Pope Urban VIII also improved the long corridor or passage that connected the Vatican with the castle. Arches had been added by Pius IV in 1559, and then Urban roofed it in. This gallery had two stories, the lower enclosed and tunnel-like, lighted by loopholes and a perfectly secure passageway, and the upper a covered loggia of open arches, as it may be seen to this day. The keys of these vitally important passages have always been retained by the pope himself in his own keeping.

From this time forth the castle of St. Angelo ceased to be a courtly residence, but it was still valued as a strong place of arms, with fortifications to be jealously guarded, improved and kept in good repair. It was also applied to baser uses as a prison-house to receive the many law-breakers and criminals constantly committed to safe custody by the watchful guardians of good order and the merciless agents of a severe penal code. The popes, secure in their authority, their power no longer challenged, held the turbulent people in stern subjection and enforced the law with a strong hand. Good order was strictly maintained and offenders were promptly brought to punishment. Crime was extraordinarily prevalent and called for pitiless repressive and coercive measures.

It has been said that the determining factor in the execution of the Cenci was the occurrence of another murder of the same description. Paolo, a son of the Princess Santa Croce, had vainly sought to persuade his mother to make him her heir, but she had steadfastly refused, and in his rage and disappointment he resolved to kill her. He first wrote to a brother, Onofrio, accusing her of disgracing the family by her debauched life, obviously a false charge, for she was already more than sixty years of age. Onofrio replied that the honour of the family must be preserved at all costs. Whereupon Paolo stabbed his mother to the heart. Rome was convulsed, and Paolo fled for his life, but Onofrio was seized, put on his trial, convicted and executed on the bridge of St. Angelo in 1601.

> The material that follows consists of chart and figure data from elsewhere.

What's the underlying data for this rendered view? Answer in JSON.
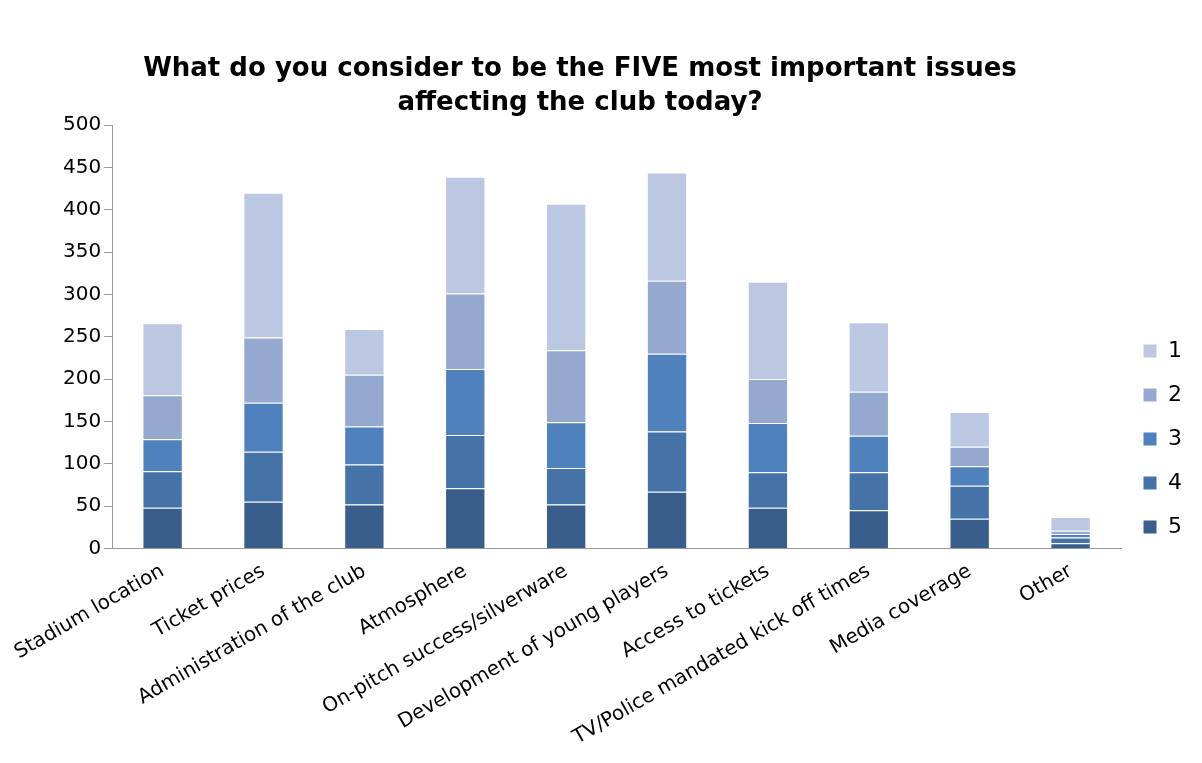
{
  "chart_data": {
    "type": "bar",
    "stacked": true,
    "title": "What do you consider to be the FIVE most important issues affecting the club today?",
    "categories": [
      "Stadium location",
      "Ticket prices",
      "Administration of the club",
      "Atmosphere",
      "On-pitch success/silverware",
      "Development of young players",
      "Access to tickets",
      "TV/Police mandated kick off times",
      "Media coverage",
      "Other"
    ],
    "series": [
      {
        "name": "5",
        "color": "#3a5e8c",
        "values": [
          48,
          55,
          52,
          71,
          52,
          67,
          48,
          45,
          35,
          6
        ]
      },
      {
        "name": "4",
        "color": "#4572a7",
        "values": [
          43,
          59,
          47,
          63,
          43,
          71,
          42,
          45,
          39,
          7
        ]
      },
      {
        "name": "3",
        "color": "#4f81bd",
        "values": [
          38,
          58,
          45,
          78,
          54,
          92,
          58,
          43,
          23,
          4
        ]
      },
      {
        "name": "2",
        "color": "#95a9d0",
        "values": [
          52,
          77,
          61,
          89,
          85,
          86,
          52,
          52,
          23,
          4
        ]
      },
      {
        "name": "1",
        "color": "#bcc8e1",
        "values": [
          85,
          171,
          54,
          138,
          173,
          128,
          115,
          82,
          41,
          16
        ]
      }
    ],
    "ylim": [
      0,
      500
    ],
    "yticks": [
      0,
      50,
      100,
      150,
      200,
      250,
      300,
      350,
      400,
      450,
      500
    ],
    "grid": false,
    "legend": "right"
  }
}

A strange crime is recorded in the account of the beheading of a certain Giacinto Centini, who was a nephew of the most excellent and reverend Signor Cardinal d’Ascoli, and “who had caused a statue of wax to be made of Urban VIII, in order that its dissolution might insure that of the pope and so allow his uncle a chance of becoming pontiff at the next conclave.” Included with this is the story of the recantation and death of his accomplices in the Campo di Fiore. It was on Sunday, April 22, 1636, that the recantation took place in St. Peter’s in the presence of about twenty thousand persons. A platform ten spans high had been erected in the middle of the church, and the accused were made to mount upon it and listen to an account of the charges against them, which were read aloud from a neighbouring pulpit. Centini and one of his confederates, Fra Cherubino d’Ancona, heard in silence, but another, Fra Bernardino the Hermit protested so loudly that he was innocent and caused such scandal among the congregation that he was gagged to prevent further utterance. The two unhappy monks were then hurried to the Transpontina, where they were publicly stripped of their habit in the presence of a large crowd which attended them, hooting and shouting, and taken back to the Corte Savella where Centini had already arrived.

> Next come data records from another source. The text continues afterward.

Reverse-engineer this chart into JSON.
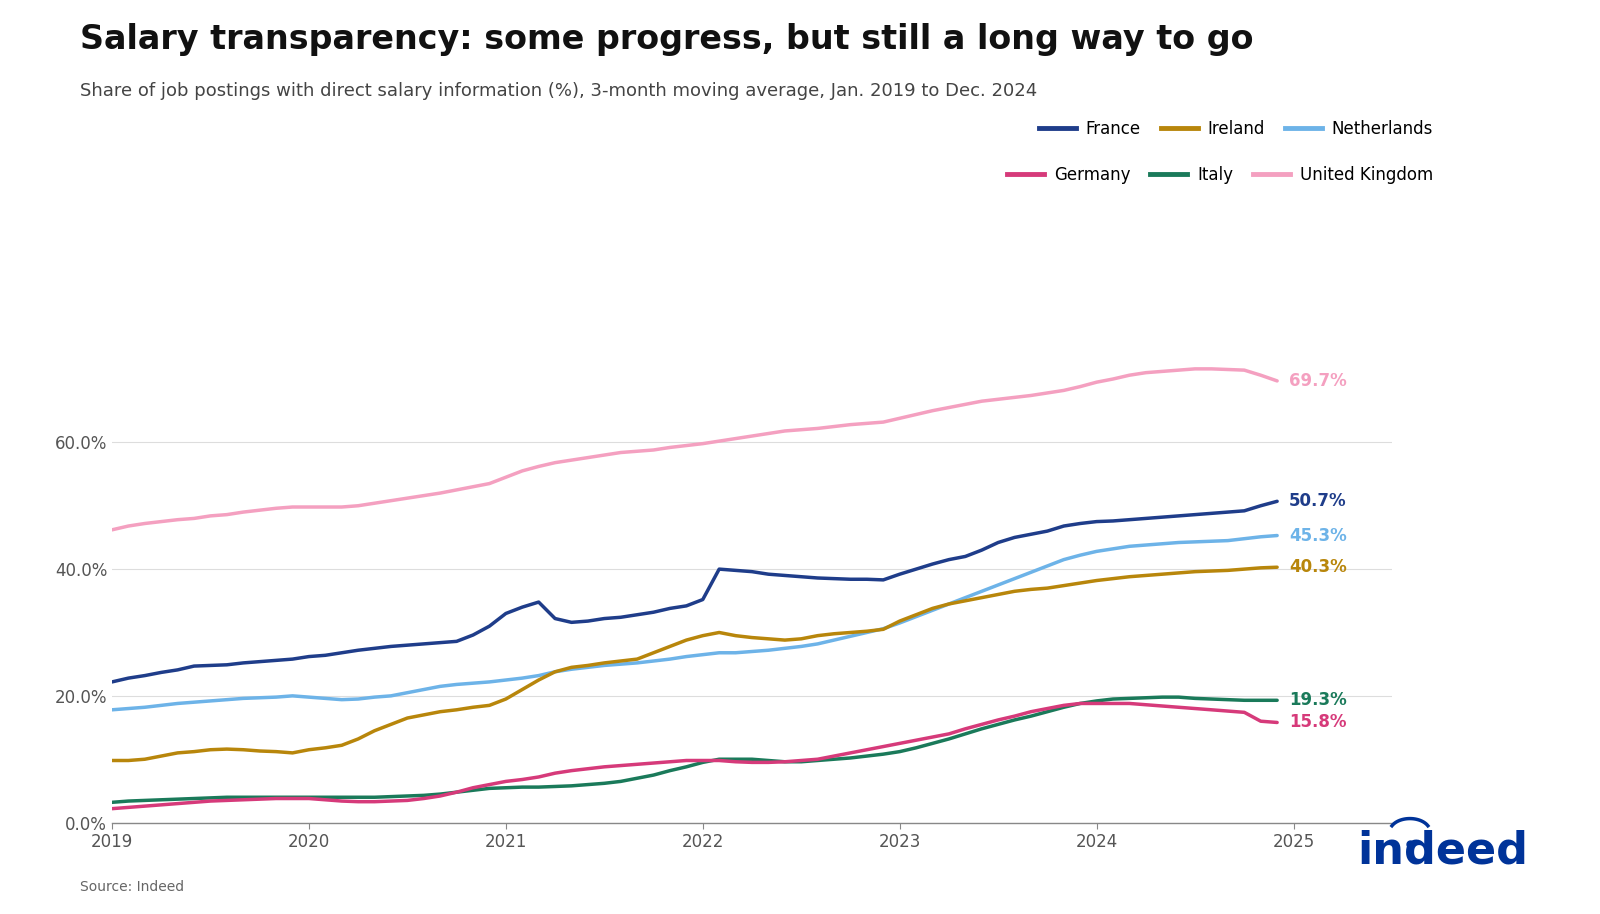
{
  "title": "Salary transparency: some progress, but still a long way to go",
  "subtitle": "Share of job postings with direct salary information (%), 3-month moving average, Jan. 2019 to Dec. 2024",
  "source": "Source: Indeed",
  "background_color": "#ffffff",
  "title_fontsize": 24,
  "subtitle_fontsize": 13,
  "colors": {
    "France": "#1f3d8a",
    "Ireland": "#b8860b",
    "Netherlands": "#6db3e8",
    "Germany": "#d63a7a",
    "Italy": "#1a7a5a",
    "United Kingdom": "#f4a0c0"
  },
  "end_labels": {
    "France": "50.7%",
    "Ireland": "40.3%",
    "Netherlands": "45.3%",
    "Germany": "15.8%",
    "Italy": "19.3%",
    "United Kingdom": "69.7%"
  },
  "series": {
    "France": [
      0.222,
      0.228,
      0.232,
      0.237,
      0.241,
      0.247,
      0.248,
      0.249,
      0.252,
      0.254,
      0.256,
      0.258,
      0.262,
      0.264,
      0.268,
      0.272,
      0.275,
      0.278,
      0.28,
      0.282,
      0.284,
      0.286,
      0.296,
      0.31,
      0.33,
      0.34,
      0.348,
      0.322,
      0.316,
      0.318,
      0.322,
      0.324,
      0.328,
      0.332,
      0.338,
      0.342,
      0.352,
      0.4,
      0.398,
      0.396,
      0.392,
      0.39,
      0.388,
      0.386,
      0.385,
      0.384,
      0.384,
      0.383,
      0.392,
      0.4,
      0.408,
      0.415,
      0.42,
      0.43,
      0.442,
      0.45,
      0.455,
      0.46,
      0.468,
      0.472,
      0.475,
      0.476,
      0.478,
      0.48,
      0.482,
      0.484,
      0.486,
      0.488,
      0.49,
      0.492,
      0.5,
      0.507
    ],
    "Ireland": [
      0.098,
      0.098,
      0.1,
      0.105,
      0.11,
      0.112,
      0.115,
      0.116,
      0.115,
      0.113,
      0.112,
      0.11,
      0.115,
      0.118,
      0.122,
      0.132,
      0.145,
      0.155,
      0.165,
      0.17,
      0.175,
      0.178,
      0.182,
      0.185,
      0.195,
      0.21,
      0.225,
      0.238,
      0.245,
      0.248,
      0.252,
      0.255,
      0.258,
      0.268,
      0.278,
      0.288,
      0.295,
      0.3,
      0.295,
      0.292,
      0.29,
      0.288,
      0.29,
      0.295,
      0.298,
      0.3,
      0.302,
      0.305,
      0.318,
      0.328,
      0.338,
      0.345,
      0.35,
      0.355,
      0.36,
      0.365,
      0.368,
      0.37,
      0.374,
      0.378,
      0.382,
      0.385,
      0.388,
      0.39,
      0.392,
      0.394,
      0.396,
      0.397,
      0.398,
      0.4,
      0.402,
      0.403
    ],
    "Netherlands": [
      0.178,
      0.18,
      0.182,
      0.185,
      0.188,
      0.19,
      0.192,
      0.194,
      0.196,
      0.197,
      0.198,
      0.2,
      0.198,
      0.196,
      0.194,
      0.195,
      0.198,
      0.2,
      0.205,
      0.21,
      0.215,
      0.218,
      0.22,
      0.222,
      0.225,
      0.228,
      0.232,
      0.238,
      0.242,
      0.245,
      0.248,
      0.25,
      0.252,
      0.255,
      0.258,
      0.262,
      0.265,
      0.268,
      0.268,
      0.27,
      0.272,
      0.275,
      0.278,
      0.282,
      0.288,
      0.294,
      0.3,
      0.306,
      0.315,
      0.325,
      0.335,
      0.345,
      0.355,
      0.365,
      0.375,
      0.385,
      0.395,
      0.405,
      0.415,
      0.422,
      0.428,
      0.432,
      0.436,
      0.438,
      0.44,
      0.442,
      0.443,
      0.444,
      0.445,
      0.448,
      0.451,
      0.453
    ],
    "Germany": [
      0.022,
      0.024,
      0.026,
      0.028,
      0.03,
      0.032,
      0.034,
      0.035,
      0.036,
      0.037,
      0.038,
      0.038,
      0.038,
      0.036,
      0.034,
      0.033,
      0.033,
      0.034,
      0.035,
      0.038,
      0.042,
      0.048,
      0.055,
      0.06,
      0.065,
      0.068,
      0.072,
      0.078,
      0.082,
      0.085,
      0.088,
      0.09,
      0.092,
      0.094,
      0.096,
      0.098,
      0.098,
      0.098,
      0.096,
      0.095,
      0.095,
      0.096,
      0.098,
      0.1,
      0.105,
      0.11,
      0.115,
      0.12,
      0.125,
      0.13,
      0.135,
      0.14,
      0.148,
      0.155,
      0.162,
      0.168,
      0.175,
      0.18,
      0.185,
      0.188,
      0.188,
      0.188,
      0.188,
      0.186,
      0.184,
      0.182,
      0.18,
      0.178,
      0.176,
      0.174,
      0.16,
      0.158
    ],
    "Italy": [
      0.032,
      0.034,
      0.035,
      0.036,
      0.037,
      0.038,
      0.039,
      0.04,
      0.04,
      0.04,
      0.04,
      0.04,
      0.04,
      0.04,
      0.04,
      0.04,
      0.04,
      0.041,
      0.042,
      0.043,
      0.045,
      0.048,
      0.051,
      0.054,
      0.055,
      0.056,
      0.056,
      0.057,
      0.058,
      0.06,
      0.062,
      0.065,
      0.07,
      0.075,
      0.082,
      0.088,
      0.095,
      0.1,
      0.1,
      0.1,
      0.098,
      0.096,
      0.096,
      0.098,
      0.1,
      0.102,
      0.105,
      0.108,
      0.112,
      0.118,
      0.125,
      0.132,
      0.14,
      0.148,
      0.155,
      0.162,
      0.168,
      0.175,
      0.182,
      0.188,
      0.192,
      0.195,
      0.196,
      0.197,
      0.198,
      0.198,
      0.196,
      0.195,
      0.194,
      0.193,
      0.193,
      0.193
    ],
    "United Kingdom": [
      0.462,
      0.468,
      0.472,
      0.475,
      0.478,
      0.48,
      0.484,
      0.486,
      0.49,
      0.493,
      0.496,
      0.498,
      0.498,
      0.498,
      0.498,
      0.5,
      0.504,
      0.508,
      0.512,
      0.516,
      0.52,
      0.525,
      0.53,
      0.535,
      0.545,
      0.555,
      0.562,
      0.568,
      0.572,
      0.576,
      0.58,
      0.584,
      0.586,
      0.588,
      0.592,
      0.595,
      0.598,
      0.602,
      0.606,
      0.61,
      0.614,
      0.618,
      0.62,
      0.622,
      0.625,
      0.628,
      0.63,
      0.632,
      0.638,
      0.644,
      0.65,
      0.655,
      0.66,
      0.665,
      0.668,
      0.671,
      0.674,
      0.678,
      0.682,
      0.688,
      0.695,
      0.7,
      0.706,
      0.71,
      0.712,
      0.714,
      0.716,
      0.716,
      0.715,
      0.714,
      0.706,
      0.697
    ]
  },
  "ylim": [
    0.0,
    0.75
  ],
  "yticks": [
    0.0,
    0.2,
    0.4,
    0.6
  ],
  "ytick_labels": [
    "0.0%",
    "20.0%",
    "40.0%",
    "60.0%"
  ],
  "xtick_years": [
    2019,
    2020,
    2021,
    2022,
    2023,
    2024,
    2025
  ],
  "line_width": 2.5
}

The execution was to take place in the Campo di Fiore and here the block and axes, and a stake firmly planted in the ground, and surrounded with straw and faggots, had been duly prepared. Long before dawn the square began to fill with people, and about eight in the morning the officers of justice left the prison with their victims, and after making a long tour through the city, reached the piazza. The pile was lighted immediately, and commenced to burn with such fury that the crowd drew back appalled from the consuming flames and the showers of sparks which darted from it. The ex-monks were in a state of abject terror and one of them fell to the ground in a dead faint. Centini was beheaded first, then the two monks were hanged, and the bodies of all three were flung into the flames. They died with satisfactory signs of penitence and Cherubino especially, remarks the old chronicler, “made a most edifying end and left behind a good hope of his salvation.”